MONEY LAUNDERING: The New Challenge For Australian Financial Services

Paul Skene

Australian financial services have had a history of exemplary control over the regulation of currency inside the country as well as beyond the borders. In recent years, however, that claim has been challenged by experts because of the rise of one of the most fundamental problems concerning money regulatory authorities — money laundering.

This problem has started surfacing to the extent that profits in the sector have started reducing relative to previous years, which is why the CEOs of major players in the market have decided to enforce stronger laws regarding the issue. The main problems and proposed solutions to them have been identified below.

Using Cryptocurrency

Considering the fact that most of the cryptocurrencies, including bitcoins, are not centrally regulated by countries, it is not really hard to move money around using that channel. Cross-border transfers and beyond are not exactly difficult to make in the online world, which is why the committers of the crime have started using it rather frequently with the help of brokers who have access to such online channels.

The immediate step taken by the state is to find ways to regulate major currencies like bitcoins, the same way Japan is doing. The state hopes that through tapping into channels and establishing a regulatory authority, they can proceed to stopping threats of money laundering brought about by cryptocurrencies and cater to the need of the seemingly rising interest of the public in such currencies.

Terrorist Financing

This is perhaps the direst problems of them all considering how developed countries are being targeted a lot these days. This not only questions the legitimacy of institutions like the CBA, but also raises a concern about the accountants, lawyers, and managers who allow money to be laundered for the sake of terrorism. Strong links have been established between this leakage of money and the involvement of CBA.

The state has moved to making measures such as encouraging public-private partnerships for the sake of intelligence sharing, so that any transactions which exceed a certain amount and do not belong to a known account can be checked for vital security. Although challenging the CBA is the equivalent of challenging the legitimacy of the state itself, these measures are indeed needed for Australia to meet one of its most prioritized goals.

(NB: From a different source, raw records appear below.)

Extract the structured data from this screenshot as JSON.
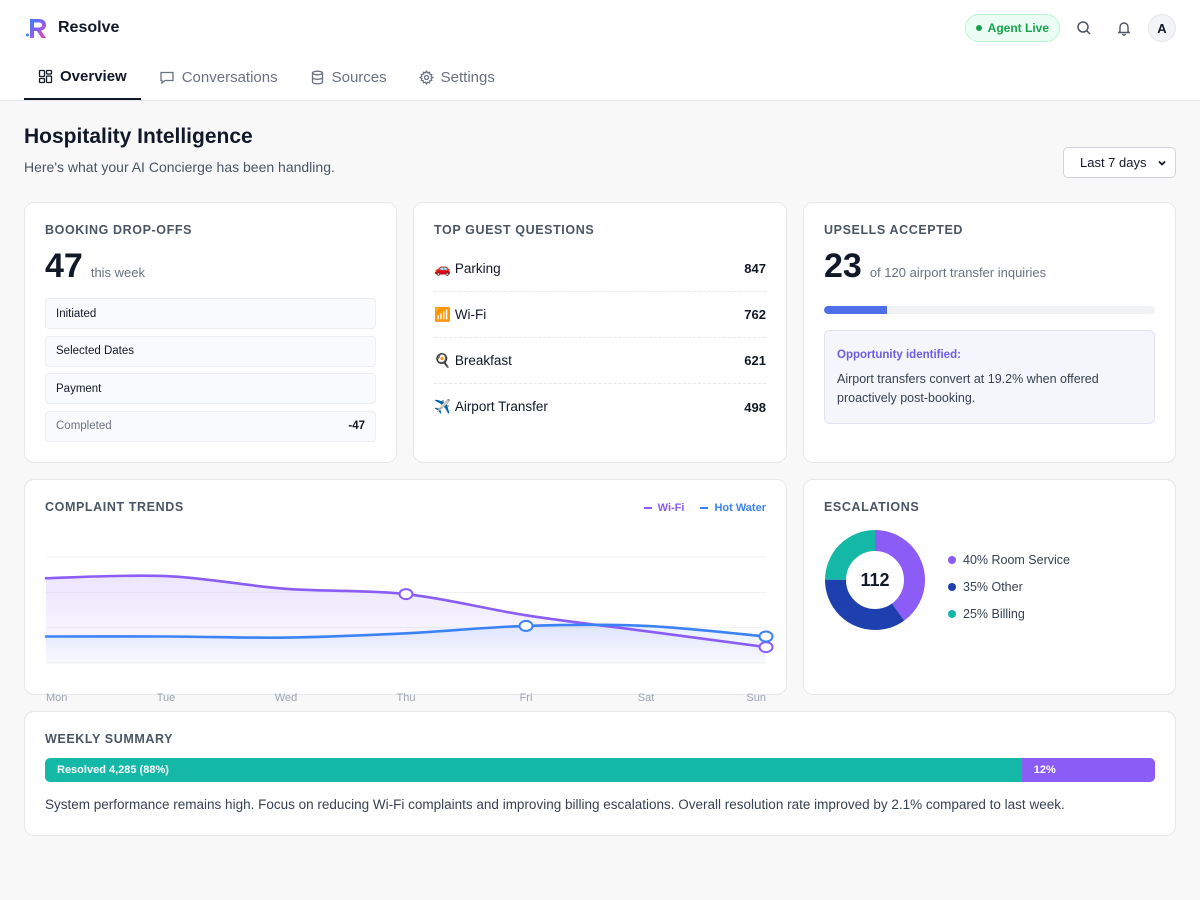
{
  "brand": {
    "name": "Resolve"
  },
  "header": {
    "status_label": "Agent Live",
    "avatar_initial": "A"
  },
  "tabs": [
    {
      "label": "Overview",
      "icon": "dashboard-icon"
    },
    {
      "label": "Conversations",
      "icon": "chat-icon"
    },
    {
      "label": "Sources",
      "icon": "database-icon"
    },
    {
      "label": "Settings",
      "icon": "gear-icon"
    }
  ],
  "page": {
    "title": "Hospitality Intelligence",
    "subtitle": "Here's what your AI Concierge has been handling.",
    "range": "Last 7 days"
  },
  "booking": {
    "title": "BOOKING DROP-OFFS",
    "value": "47",
    "suffix": "this week",
    "funnel": [
      {
        "label": "Initiated",
        "value": ""
      },
      {
        "label": "Selected Dates",
        "value": ""
      },
      {
        "label": "Payment",
        "value": ""
      },
      {
        "label": "Completed",
        "value": "-47"
      }
    ]
  },
  "questions": {
    "title": "TOP GUEST QUESTIONS",
    "items": [
      {
        "emoji": "🚗",
        "label": "Parking",
        "count": "847"
      },
      {
        "emoji": "📶",
        "label": "Wi-Fi",
        "count": "762"
      },
      {
        "emoji": "🍳",
        "label": "Breakfast",
        "count": "621"
      },
      {
        "emoji": "✈️",
        "label": "Airport Transfer",
        "count": "498"
      }
    ]
  },
  "upsells": {
    "title": "UPSELLS ACCEPTED",
    "value": "23",
    "suffix": "of 120 airport transfer inquiries",
    "progress": 0.19,
    "insight_head": "Opportunity identified:",
    "insight_body": "Airport transfers convert at 19.2% when offered proactively post-booking."
  },
  "complaints": {
    "title": "COMPLAINT TRENDS",
    "colors": {
      "wifi": "#8b5cf6",
      "water": "#3b82f6"
    }
  },
  "chart_data": {
    "type": "line",
    "x": [
      "Mon",
      "Tue",
      "Wed",
      "Thu",
      "Fri",
      "Sat",
      "Sun"
    ],
    "series": [
      {
        "name": "Wi-Fi",
        "values": [
          80,
          82,
          70,
          65,
          45,
          30,
          15
        ]
      },
      {
        "name": "Hot Water",
        "values": [
          25,
          25,
          24,
          28,
          35,
          35,
          25
        ]
      }
    ],
    "ylim": [
      0,
      100
    ],
    "grid": true,
    "legend": "top-right"
  },
  "escalations": {
    "title": "ESCALATIONS",
    "total": "112",
    "segments": [
      {
        "label": "40% Room Service",
        "pct": 40,
        "color": "#8b5cf6"
      },
      {
        "label": "35% Other",
        "pct": 35,
        "color": "#1e40af"
      },
      {
        "label": "25% Billing",
        "pct": 25,
        "color": "#14b8a6"
      }
    ]
  },
  "summary": {
    "title": "WEEKLY SUMMARY",
    "resolved_label": "Resolved 4,285 (88%)",
    "resolved_pct": 88,
    "other_label": "12%",
    "text": "System performance remains high. Focus on reducing Wi-Fi complaints and improving billing escalations. Overall resolution rate improved by 2.1% compared to last week."
  }
}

Small and Medium Enterprise Slowing Down

SMEs hold a lot of importance for any country because, cumulatively, they contribute a lot to the economy of a country and attract a lot of investors. In recent years, the promotion of policies aimed at achieving a trade-friendly world has resulted in the rise of competitive industries from countries which were previously shunned from competing in international trades.

The Australian sector has taken a hit because many additions to these industries have not been able to show promise in their ability to give back loans, which is why executive authorities in these firms have resorted to investing more in newer industries, for which they send out a lot of money; sometimes legally and sometimes not so much.